What I’d like to communicate to everyone is that there is life after a secondary diagnosis. It is possible to live, and live well. It is not ideal, I grant you, in fact it’s very scary at times and treatments can be (and have been) gruelling, but it is not an immediate death sentence either. I may have to do things in 3-week windows, but do things I will! So I travel to all sorts of places, I run races, I go to the theatre, I am about to do a cookery course and I have an in-door sky dive booked! And I have plenty of good times with friends and family. I know that at some point I may not be able to do all of these things, but for now I can. So please don’t give me the ‘bless face’!
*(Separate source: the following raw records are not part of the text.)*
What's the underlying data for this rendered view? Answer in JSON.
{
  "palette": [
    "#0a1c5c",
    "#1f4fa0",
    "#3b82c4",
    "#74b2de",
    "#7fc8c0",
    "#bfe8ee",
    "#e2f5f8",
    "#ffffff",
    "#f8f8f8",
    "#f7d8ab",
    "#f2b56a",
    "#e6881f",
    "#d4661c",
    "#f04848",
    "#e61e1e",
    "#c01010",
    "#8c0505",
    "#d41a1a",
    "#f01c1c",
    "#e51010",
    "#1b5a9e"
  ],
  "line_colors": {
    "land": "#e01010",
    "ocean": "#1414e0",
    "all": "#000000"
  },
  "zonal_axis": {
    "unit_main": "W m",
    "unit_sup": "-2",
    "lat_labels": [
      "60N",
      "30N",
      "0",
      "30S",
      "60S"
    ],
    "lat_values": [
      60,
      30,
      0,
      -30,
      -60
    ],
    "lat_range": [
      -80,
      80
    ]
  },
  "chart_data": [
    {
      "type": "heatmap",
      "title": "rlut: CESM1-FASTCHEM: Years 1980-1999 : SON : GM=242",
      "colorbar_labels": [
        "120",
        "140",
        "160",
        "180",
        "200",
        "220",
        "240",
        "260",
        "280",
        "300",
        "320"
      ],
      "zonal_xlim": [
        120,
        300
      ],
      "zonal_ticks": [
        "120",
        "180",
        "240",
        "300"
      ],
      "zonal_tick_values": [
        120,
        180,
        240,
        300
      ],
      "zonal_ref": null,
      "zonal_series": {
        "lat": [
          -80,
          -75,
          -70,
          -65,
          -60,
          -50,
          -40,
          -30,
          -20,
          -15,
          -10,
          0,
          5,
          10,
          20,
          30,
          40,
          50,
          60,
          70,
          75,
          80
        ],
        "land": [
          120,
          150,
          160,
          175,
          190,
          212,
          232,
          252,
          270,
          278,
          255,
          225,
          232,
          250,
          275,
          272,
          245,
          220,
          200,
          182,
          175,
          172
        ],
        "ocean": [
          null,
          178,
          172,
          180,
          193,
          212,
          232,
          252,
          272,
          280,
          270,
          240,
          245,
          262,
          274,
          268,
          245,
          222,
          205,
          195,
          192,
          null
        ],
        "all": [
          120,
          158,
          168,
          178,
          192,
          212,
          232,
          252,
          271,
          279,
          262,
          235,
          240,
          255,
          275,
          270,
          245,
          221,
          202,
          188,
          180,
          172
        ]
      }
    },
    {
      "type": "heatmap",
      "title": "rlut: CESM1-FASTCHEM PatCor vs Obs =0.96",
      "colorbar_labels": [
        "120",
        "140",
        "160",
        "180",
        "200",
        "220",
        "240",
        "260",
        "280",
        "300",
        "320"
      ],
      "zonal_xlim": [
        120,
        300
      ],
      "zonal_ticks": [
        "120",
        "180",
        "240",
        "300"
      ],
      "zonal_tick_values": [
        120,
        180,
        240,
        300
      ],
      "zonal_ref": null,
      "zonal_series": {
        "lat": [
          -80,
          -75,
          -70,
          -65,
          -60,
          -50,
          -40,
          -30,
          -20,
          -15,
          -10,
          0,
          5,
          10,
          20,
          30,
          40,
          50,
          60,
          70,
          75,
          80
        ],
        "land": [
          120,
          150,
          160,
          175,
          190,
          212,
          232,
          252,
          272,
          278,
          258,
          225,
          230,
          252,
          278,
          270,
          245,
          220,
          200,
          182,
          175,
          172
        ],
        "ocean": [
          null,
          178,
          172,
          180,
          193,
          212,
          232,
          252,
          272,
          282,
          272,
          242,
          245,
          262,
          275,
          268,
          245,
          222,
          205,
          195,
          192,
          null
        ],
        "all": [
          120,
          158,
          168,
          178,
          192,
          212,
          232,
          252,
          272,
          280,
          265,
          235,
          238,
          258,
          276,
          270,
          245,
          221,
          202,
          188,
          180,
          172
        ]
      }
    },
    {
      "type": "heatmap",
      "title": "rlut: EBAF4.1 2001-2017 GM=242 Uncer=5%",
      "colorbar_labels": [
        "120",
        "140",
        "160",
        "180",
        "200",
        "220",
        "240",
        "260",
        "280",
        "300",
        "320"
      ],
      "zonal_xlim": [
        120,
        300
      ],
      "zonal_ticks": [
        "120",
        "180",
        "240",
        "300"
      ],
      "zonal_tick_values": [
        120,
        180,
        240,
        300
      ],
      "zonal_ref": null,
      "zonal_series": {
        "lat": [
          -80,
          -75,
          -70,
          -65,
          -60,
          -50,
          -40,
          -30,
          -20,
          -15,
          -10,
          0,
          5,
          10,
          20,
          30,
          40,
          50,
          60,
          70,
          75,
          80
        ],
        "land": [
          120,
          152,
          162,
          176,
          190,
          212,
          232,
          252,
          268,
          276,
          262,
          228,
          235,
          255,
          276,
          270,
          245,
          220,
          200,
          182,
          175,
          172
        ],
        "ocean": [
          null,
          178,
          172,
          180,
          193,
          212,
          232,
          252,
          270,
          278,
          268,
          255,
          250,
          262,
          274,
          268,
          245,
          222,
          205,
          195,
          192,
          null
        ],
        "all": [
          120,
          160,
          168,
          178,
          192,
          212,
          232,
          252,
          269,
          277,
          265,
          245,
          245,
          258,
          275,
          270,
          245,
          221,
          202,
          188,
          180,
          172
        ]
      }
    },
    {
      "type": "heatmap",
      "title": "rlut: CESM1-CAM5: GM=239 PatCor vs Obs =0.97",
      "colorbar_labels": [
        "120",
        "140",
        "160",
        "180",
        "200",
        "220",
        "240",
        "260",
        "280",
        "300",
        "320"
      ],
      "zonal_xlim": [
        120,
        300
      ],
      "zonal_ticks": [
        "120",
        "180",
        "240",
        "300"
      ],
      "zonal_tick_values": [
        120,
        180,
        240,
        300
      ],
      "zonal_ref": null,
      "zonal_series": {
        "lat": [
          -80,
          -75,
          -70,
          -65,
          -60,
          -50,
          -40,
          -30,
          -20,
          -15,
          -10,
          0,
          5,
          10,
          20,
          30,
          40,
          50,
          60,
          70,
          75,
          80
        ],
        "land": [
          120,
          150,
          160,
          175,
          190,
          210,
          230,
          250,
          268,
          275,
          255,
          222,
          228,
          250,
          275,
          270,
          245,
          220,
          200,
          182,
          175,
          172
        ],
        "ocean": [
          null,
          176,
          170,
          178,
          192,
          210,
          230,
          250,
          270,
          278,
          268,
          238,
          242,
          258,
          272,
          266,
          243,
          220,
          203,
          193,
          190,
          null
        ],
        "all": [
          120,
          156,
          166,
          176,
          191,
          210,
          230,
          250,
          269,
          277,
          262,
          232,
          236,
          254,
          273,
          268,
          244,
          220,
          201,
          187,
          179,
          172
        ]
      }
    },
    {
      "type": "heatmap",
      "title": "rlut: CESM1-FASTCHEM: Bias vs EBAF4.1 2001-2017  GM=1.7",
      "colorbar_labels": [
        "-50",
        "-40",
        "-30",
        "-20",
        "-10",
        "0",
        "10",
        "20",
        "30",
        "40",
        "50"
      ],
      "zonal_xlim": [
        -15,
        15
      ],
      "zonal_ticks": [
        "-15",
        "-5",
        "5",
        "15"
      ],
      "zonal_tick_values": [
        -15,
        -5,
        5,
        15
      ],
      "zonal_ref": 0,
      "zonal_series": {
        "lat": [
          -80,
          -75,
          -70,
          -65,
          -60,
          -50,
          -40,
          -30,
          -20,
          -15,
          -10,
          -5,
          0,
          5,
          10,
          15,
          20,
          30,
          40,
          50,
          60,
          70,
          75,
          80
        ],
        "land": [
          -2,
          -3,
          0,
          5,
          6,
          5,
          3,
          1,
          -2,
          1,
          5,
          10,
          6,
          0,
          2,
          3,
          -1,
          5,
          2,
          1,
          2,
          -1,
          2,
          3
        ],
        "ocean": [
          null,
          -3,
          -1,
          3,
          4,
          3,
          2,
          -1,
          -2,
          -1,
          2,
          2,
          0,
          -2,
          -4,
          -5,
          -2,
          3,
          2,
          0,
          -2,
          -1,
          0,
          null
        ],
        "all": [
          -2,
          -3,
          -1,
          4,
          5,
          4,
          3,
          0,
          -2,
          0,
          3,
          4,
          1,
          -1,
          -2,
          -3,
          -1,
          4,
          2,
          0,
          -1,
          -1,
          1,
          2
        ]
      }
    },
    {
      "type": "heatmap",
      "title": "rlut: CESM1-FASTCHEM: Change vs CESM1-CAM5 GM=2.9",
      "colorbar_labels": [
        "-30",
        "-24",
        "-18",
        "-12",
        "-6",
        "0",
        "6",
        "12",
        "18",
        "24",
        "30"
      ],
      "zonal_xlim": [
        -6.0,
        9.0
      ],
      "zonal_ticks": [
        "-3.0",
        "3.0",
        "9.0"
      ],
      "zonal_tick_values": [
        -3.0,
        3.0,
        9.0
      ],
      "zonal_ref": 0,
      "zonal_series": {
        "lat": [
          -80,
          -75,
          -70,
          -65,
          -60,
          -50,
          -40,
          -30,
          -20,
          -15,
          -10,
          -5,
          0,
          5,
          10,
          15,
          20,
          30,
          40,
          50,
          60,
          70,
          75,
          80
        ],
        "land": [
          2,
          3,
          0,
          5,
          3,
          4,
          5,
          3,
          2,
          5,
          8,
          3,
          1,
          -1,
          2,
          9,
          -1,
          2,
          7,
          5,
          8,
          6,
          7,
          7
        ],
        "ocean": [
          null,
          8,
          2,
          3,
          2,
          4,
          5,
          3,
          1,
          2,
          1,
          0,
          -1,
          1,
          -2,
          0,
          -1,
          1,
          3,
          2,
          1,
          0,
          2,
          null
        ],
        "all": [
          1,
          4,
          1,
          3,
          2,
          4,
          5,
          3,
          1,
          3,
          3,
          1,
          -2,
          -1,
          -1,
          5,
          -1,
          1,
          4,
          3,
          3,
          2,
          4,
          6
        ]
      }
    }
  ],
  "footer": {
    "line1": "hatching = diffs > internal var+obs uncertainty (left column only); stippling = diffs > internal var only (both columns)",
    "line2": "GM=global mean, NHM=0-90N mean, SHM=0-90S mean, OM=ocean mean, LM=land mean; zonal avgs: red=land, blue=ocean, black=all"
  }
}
The Science Strategy Committee was established to provide expert scientific advice directly to the Board of Trustees. Members include leading, international scientists and the SSC meets three times per annum. Find out more about Breast Cancer Now's Advisory committees

About the author

Anna Sarphie smiling

Anna is a single parent of two. She has a BSc in Biochemistry and in Psychology, an MSc in Forensic Psychology, and a DPhil (PhD) in Biochemistry. Anna is the Patient Representative on Breast Cancer Now’s Science Strategy Committee, and our Insight and Experience Panel. She also sits on the committee for her local breast cancer charity, the Oxford Breast Buddy Group. 

In the 18 months since she was re-diagnosed she has run a half marathon and has travelled to India and Japan. What she’d like to communicate to everyone is that there is life after a secondary diagnosis. It is possible to live, and live well.